Do you yourself have a favorite piece of jewelry?

“There really isn’t one in particular. I personally don’t wear any jewelry – never have. As strange as it may sound, I’ve never really liked it, other than a wedding ring when I was married. I like the design and the creative aspect of it. But jewelry just doesn’t do much for me.”

 

When you aren’t working what do you like to do?


“I really don’t get out very much. I’m doing some remodeling right now, and I’m a collector – I collect Civil War pieces and early US Calvary items. Guns, knives, photos – I have a few canteens and things like that. That’s what I like to do.”

 

Do people still wear watches for the purpose of telling time?


“It’s more of a fashion statement today. Using them to tell time isn’t as much of a necessity today with cell phones and other electronic devices. There almost isn’t much of a need for a timepiece today except for it to be like a piece of jewelry.”

 

Is there a busy time of year for you?


“I’d say that Christmas is by far our busiest. It’s very hectic – we have people coming in to buy things before the holiday and then for the two weeks after it’s all about getting watches and rings sized so that they fit perfectly.
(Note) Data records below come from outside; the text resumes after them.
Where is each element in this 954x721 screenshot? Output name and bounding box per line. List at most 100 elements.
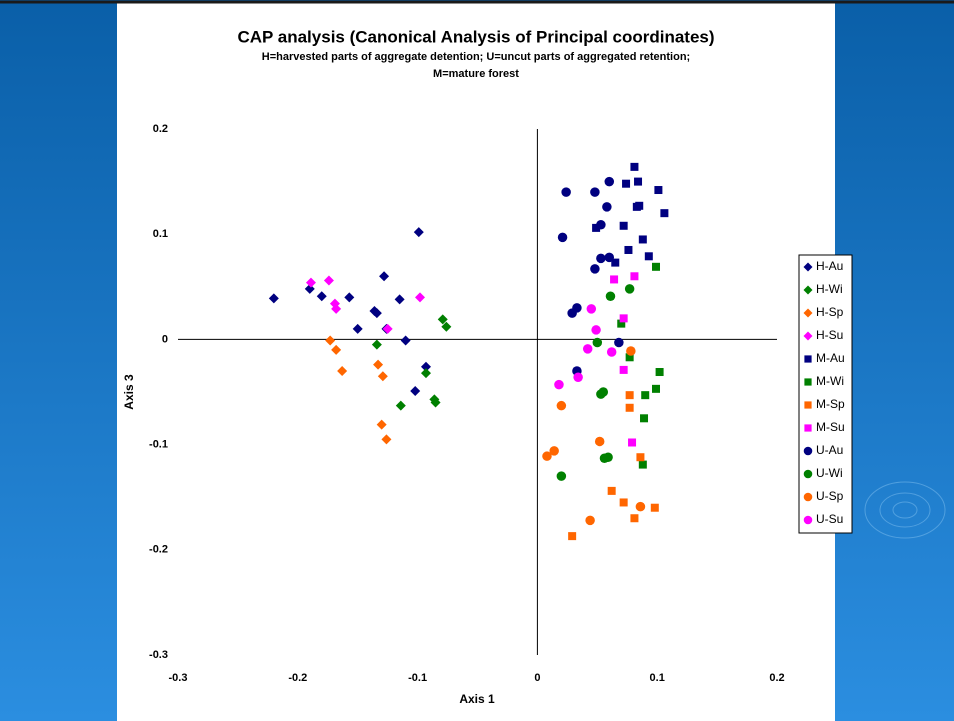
circle-marker [554, 379, 564, 390]
circle-marker [585, 515, 595, 526]
diamond-marker [352, 323, 363, 334]
circle-marker [573, 372, 583, 383]
square-marker [640, 414, 649, 423]
circle-marker [614, 337, 624, 348]
circle-marker [556, 471, 567, 481]
diamond-marker [394, 294, 405, 305]
diamond-marker [331, 344, 342, 355]
diamond-marker [371, 339, 382, 350]
circle-marker [606, 347, 617, 357]
x-tick-label: 0.1 [650, 672, 665, 684]
diamond-marker [381, 434, 392, 445]
circle-marker [803, 446, 813, 456]
diamond-marker [377, 371, 388, 382]
square-marker [652, 262, 661, 271]
diamond-marker [395, 400, 406, 411]
circle-marker [624, 284, 635, 294]
square-marker [804, 378, 812, 386]
square-marker [619, 365, 628, 374]
diamond-marker [304, 283, 315, 294]
circle-marker [557, 232, 568, 243]
diamond-marker [371, 308, 382, 319]
diamond-marker [382, 323, 393, 334]
square-marker [619, 314, 628, 323]
diamond-marker [379, 271, 390, 282]
legend-label: H-Su [816, 328, 843, 342]
square-marker [660, 209, 669, 218]
diamond-marker [437, 314, 448, 325]
circle-marker [803, 515, 813, 525]
y-tick-label: 0.2 [153, 123, 168, 135]
square-marker [624, 245, 633, 254]
diamond-marker [803, 285, 813, 295]
legend-label: M-Au [816, 351, 845, 365]
square-marker [611, 258, 620, 267]
y-tick-label: -0.3 [149, 649, 168, 661]
square-marker [610, 275, 619, 284]
circle-marker [596, 219, 606, 230]
diamond-marker [803, 308, 813, 318]
square-marker [607, 486, 616, 495]
square-marker [619, 221, 628, 230]
chart-subtitle: M=mature forest [433, 68, 519, 80]
circle-marker [586, 304, 597, 314]
legend-label: U-Sp [816, 489, 844, 503]
circle-marker [604, 176, 615, 187]
legend-label: M-Wi [816, 374, 844, 388]
square-marker [628, 438, 637, 447]
circle-marker [549, 446, 559, 456]
circle-marker [594, 436, 605, 447]
square-marker [804, 401, 812, 409]
circle-marker [598, 387, 609, 397]
legend-label: H-Au [816, 259, 843, 273]
square-marker [625, 391, 634, 400]
diamond-marker [430, 397, 441, 408]
x-tick-label: -0.3 [169, 672, 188, 684]
y-axis-label: Axis 3 [122, 374, 136, 410]
circle-marker [592, 337, 603, 348]
circle-marker [591, 325, 601, 335]
diamond-marker [331, 303, 342, 314]
legend-label: H-Wi [816, 282, 843, 296]
square-marker [619, 498, 628, 507]
diamond-marker [373, 359, 384, 370]
circle-marker [604, 252, 615, 263]
circle-marker [556, 400, 567, 411]
square-marker [568, 532, 577, 541]
x-tick-label: 0.2 [769, 672, 784, 684]
square-marker [635, 201, 644, 210]
chart-title: CAP analysis (Canonical Analysis of Prin… [237, 27, 714, 46]
y-tick-label: -0.2 [149, 544, 168, 556]
diamond-marker [305, 277, 316, 288]
diamond-marker [337, 365, 348, 376]
diamond-marker [323, 275, 334, 286]
x-tick-label: -0.2 [288, 672, 307, 684]
diamond-marker [803, 331, 813, 341]
square-marker [630, 514, 639, 523]
chart-panel [117, 3, 835, 721]
diamond-marker [413, 227, 424, 238]
y-tick-label: 0 [162, 333, 168, 345]
circle-marker [803, 469, 813, 479]
square-marker [625, 353, 634, 362]
diamond-marker [344, 292, 355, 303]
circle-marker [602, 202, 612, 212]
legend-label: U-Su [816, 512, 843, 526]
circle-marker [603, 452, 613, 462]
x-tick-label: 0 [534, 672, 540, 684]
circle-marker [605, 291, 616, 302]
legend-label: M-Su [816, 420, 845, 434]
chart-subtitle: H=harvested parts of aggregate detention… [262, 51, 690, 63]
legend-label: M-Sp [816, 397, 845, 411]
square-marker [636, 453, 645, 462]
square-marker [630, 162, 639, 171]
square-marker [654, 186, 663, 195]
square-marker [638, 235, 647, 244]
square-marker [655, 368, 664, 377]
circle-marker [542, 451, 552, 461]
diamond-marker [414, 292, 425, 303]
diamond-marker [400, 335, 411, 346]
circle-marker [582, 344, 593, 354]
y-tick-label: 0.1 [153, 228, 168, 240]
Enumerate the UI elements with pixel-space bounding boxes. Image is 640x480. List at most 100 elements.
It’s the most hectic. But it’s pretty much hit or miss the rest of the year. Sometimes there’s a lot of stuff that comes in at any one time, and then there are periods where there isn’t much at all.”

 

If you could take a vacation tomorrow, where would you go and why?

“I’d probably go to New Orleans or somewhere in the Southern United States. There was a time that I was an overseas type of traveler, but that’s long gone. That was before I got into the jewelry business.”

 

What is perfection to you? Is it seeing the smile on the face of a customer after you create a custom piece of jewelry for them?

“As far as a custom piece of jewelry goes, it’s creating exactly what they wanted – knowing that you nailed it. And even with simple repairs knowing that they’re walking away happy. When you make something from scratch, using their thoughts and ideas and having it be exactly what they want, it’s great. It’s not always the easiest thing. Sometimes they’re expecting perfect and they’re expecting for that piece to look like it’s machine made, and that doesn’t happen in the real world. There are going to be small imperfections, and if they wanted it perfect they should have a computer or machine do it. That’s just one of those little things – very picky on the detail.”

 

How much work goes into repairing a watch?


“If it’s gold or silver I can repair the metal work. But that’s about all that I can repair – the mechanisms we have to send out. It’s very intricate work. Most watch repairmen are overwhelmed as it is, and there are fewer and fewer of them that still take that kind of work because of all that goes into it. It’s a lot different than it once was when stores had their own in-house person to tackle all of that work. It’s different today.”